El responsable de la corporación municipal está «deseando» que el convento «vuelva a tener monjitas». Para nosotros, explica, «que nuestro convento tenga vida es fundamental y es bueno. Estamos hechos a vivir con nuestras religiosas, llevamos 500 años haciéndolo. Un pueblo que tenga monjas, para mí, es un pueblo más grande».

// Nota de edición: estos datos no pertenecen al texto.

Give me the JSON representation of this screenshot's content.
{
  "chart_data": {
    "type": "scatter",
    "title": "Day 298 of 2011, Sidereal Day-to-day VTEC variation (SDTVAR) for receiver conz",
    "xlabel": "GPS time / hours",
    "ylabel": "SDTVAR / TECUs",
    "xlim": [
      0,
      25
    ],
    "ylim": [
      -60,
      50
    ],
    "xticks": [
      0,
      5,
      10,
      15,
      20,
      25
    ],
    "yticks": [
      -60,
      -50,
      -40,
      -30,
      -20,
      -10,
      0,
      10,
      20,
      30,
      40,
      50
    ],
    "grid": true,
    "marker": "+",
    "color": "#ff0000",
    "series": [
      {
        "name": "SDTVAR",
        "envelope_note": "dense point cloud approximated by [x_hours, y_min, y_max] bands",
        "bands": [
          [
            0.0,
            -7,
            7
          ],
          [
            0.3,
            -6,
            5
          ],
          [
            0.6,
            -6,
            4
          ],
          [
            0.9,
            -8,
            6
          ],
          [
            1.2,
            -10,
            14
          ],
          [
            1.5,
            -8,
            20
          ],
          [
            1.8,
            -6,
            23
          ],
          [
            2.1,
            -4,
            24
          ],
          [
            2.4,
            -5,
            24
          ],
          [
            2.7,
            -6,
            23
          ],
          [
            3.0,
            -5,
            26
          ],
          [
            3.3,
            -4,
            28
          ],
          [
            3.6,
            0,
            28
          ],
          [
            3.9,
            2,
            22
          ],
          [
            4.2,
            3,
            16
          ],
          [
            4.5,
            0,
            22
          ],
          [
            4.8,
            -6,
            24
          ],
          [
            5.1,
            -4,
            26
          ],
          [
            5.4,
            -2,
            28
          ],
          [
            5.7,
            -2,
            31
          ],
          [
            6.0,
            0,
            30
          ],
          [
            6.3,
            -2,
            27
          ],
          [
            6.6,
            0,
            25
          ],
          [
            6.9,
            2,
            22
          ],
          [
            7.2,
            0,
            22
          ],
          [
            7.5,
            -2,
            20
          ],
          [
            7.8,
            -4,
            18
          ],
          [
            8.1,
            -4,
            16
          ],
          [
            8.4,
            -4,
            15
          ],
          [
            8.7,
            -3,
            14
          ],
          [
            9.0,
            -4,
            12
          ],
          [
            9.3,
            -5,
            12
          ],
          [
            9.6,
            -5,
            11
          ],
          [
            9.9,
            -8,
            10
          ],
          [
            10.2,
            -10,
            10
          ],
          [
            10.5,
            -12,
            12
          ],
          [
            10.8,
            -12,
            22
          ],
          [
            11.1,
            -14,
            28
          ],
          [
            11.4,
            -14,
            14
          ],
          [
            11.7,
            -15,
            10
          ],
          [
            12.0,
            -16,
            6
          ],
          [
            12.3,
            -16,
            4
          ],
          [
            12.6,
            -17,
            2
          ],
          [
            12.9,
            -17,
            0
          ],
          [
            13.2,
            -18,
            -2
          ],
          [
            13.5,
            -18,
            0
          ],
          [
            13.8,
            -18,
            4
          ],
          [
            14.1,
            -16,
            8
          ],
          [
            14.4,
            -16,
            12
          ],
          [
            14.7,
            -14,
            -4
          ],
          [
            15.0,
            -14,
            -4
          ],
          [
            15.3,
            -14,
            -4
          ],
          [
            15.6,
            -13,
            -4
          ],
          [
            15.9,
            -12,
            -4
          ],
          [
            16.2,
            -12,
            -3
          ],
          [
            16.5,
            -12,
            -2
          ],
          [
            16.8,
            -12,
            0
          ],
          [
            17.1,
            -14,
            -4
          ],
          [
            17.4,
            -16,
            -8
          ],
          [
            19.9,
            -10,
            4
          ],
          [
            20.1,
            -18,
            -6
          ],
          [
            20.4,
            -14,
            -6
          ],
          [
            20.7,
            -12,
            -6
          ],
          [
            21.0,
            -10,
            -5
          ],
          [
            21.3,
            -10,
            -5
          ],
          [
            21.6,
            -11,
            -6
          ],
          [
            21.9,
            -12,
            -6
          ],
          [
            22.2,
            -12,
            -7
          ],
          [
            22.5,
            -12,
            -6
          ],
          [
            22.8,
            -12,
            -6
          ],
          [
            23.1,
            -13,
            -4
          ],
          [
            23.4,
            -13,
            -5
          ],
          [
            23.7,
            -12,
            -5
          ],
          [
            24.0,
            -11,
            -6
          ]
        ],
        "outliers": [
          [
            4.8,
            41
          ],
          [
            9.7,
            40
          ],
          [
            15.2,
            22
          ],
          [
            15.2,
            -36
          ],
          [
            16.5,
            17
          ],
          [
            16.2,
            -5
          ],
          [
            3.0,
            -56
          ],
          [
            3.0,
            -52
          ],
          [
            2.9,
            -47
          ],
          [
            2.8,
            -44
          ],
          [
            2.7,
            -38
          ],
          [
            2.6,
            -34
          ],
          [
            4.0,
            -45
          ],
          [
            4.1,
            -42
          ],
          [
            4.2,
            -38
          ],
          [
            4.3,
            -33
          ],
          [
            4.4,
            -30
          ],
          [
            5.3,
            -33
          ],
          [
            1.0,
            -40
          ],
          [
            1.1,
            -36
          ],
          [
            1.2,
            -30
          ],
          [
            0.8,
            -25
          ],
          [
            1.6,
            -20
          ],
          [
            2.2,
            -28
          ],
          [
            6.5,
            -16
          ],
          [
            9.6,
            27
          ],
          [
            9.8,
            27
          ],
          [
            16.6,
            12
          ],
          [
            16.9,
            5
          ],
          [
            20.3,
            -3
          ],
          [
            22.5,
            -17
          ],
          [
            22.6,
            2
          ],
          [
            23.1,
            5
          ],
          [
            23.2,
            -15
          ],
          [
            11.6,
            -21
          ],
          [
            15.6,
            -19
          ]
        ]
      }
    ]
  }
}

Fernández es optimista con la posible llegada de otra comunidad de religiosas que ocupen el espacio dejado por las Franciscanas Hijas de la Misericordia. Incluso propone distintas posibilidades de subsistencia para las futuras monjas. «A la huerta se le podría sacar algún rendimiento, podrían hacer dulces, o crear un curso de confección del que podría salir una empresa regentada por las religiosas y que contrataran gente de fuera». Así, «a la vez que se creaban puestos de trabajo, se podría mantener el convento y las monjitas estarían dando un servicio a la sociedad y estarían también dando cercanía con la Iglesia».
La buena relación entre el sacerdote y el alcalde de Villamayor de Santiago deja entrever el clima de colaboración que hay entre las instituciones a las que representan y que redunda en beneficio de los villamayorenses. Ejemplo de ello es el taller municipal de empleo que el año pasado se celebró en la huerta del convento. «Durante seis meses, ocho personas estuvieron aprendiendo las técnicas de huerta, de jardinería, de cultivo bajo abrigo, en la huerta del convento», cuenta el alcalde del pueblo a Alfa y Omega. Al acuerdo llegaron de forma conjunta. El regidor, José Julián Fernández, necesitaba un terreno donde desarrollar el taller y el párroco veía que la huerta del convento, desde que las monjas franciscanas se fueron, necesitaba ser cuidada. «Estuvimos hablando un par de días, vimos que se podía hacer y se puso en marcha conjuntamente. En los pueblos, las cosas se han entre todos», explica Fernández. Y todos ganaron: el alcalde tuvo un terreno en el que desarrollar el taller, los alumnos pudieron hacer el curso, durante el cual dejaron instalado en la huerta del convento todo el sistema de riego y un invernadero que podrá ser utilizado por las futuras moradoras del edificio.
Sor Agustina, que hoy tiene 89 años, fue la superiora de la última comunidad de Franciscanas Hijas de la Misericordia que vivieron en el convento de Villamayor de Santiago. «Las hermanas se volcaban con los enfermos. Iban a las casas a poner inyecciones y si veían sucio o que había que hacer la comida se arremangaban y se hacían con la casa», recuerda. En los últimos años «ya estábamos muy mayores y no podíamos ayudar tanto» y se trasladaron a vivir a una residencia, propiedad de la congregación, en un pueblo vecino donde sor Agustina recibe a Alfa y Omega.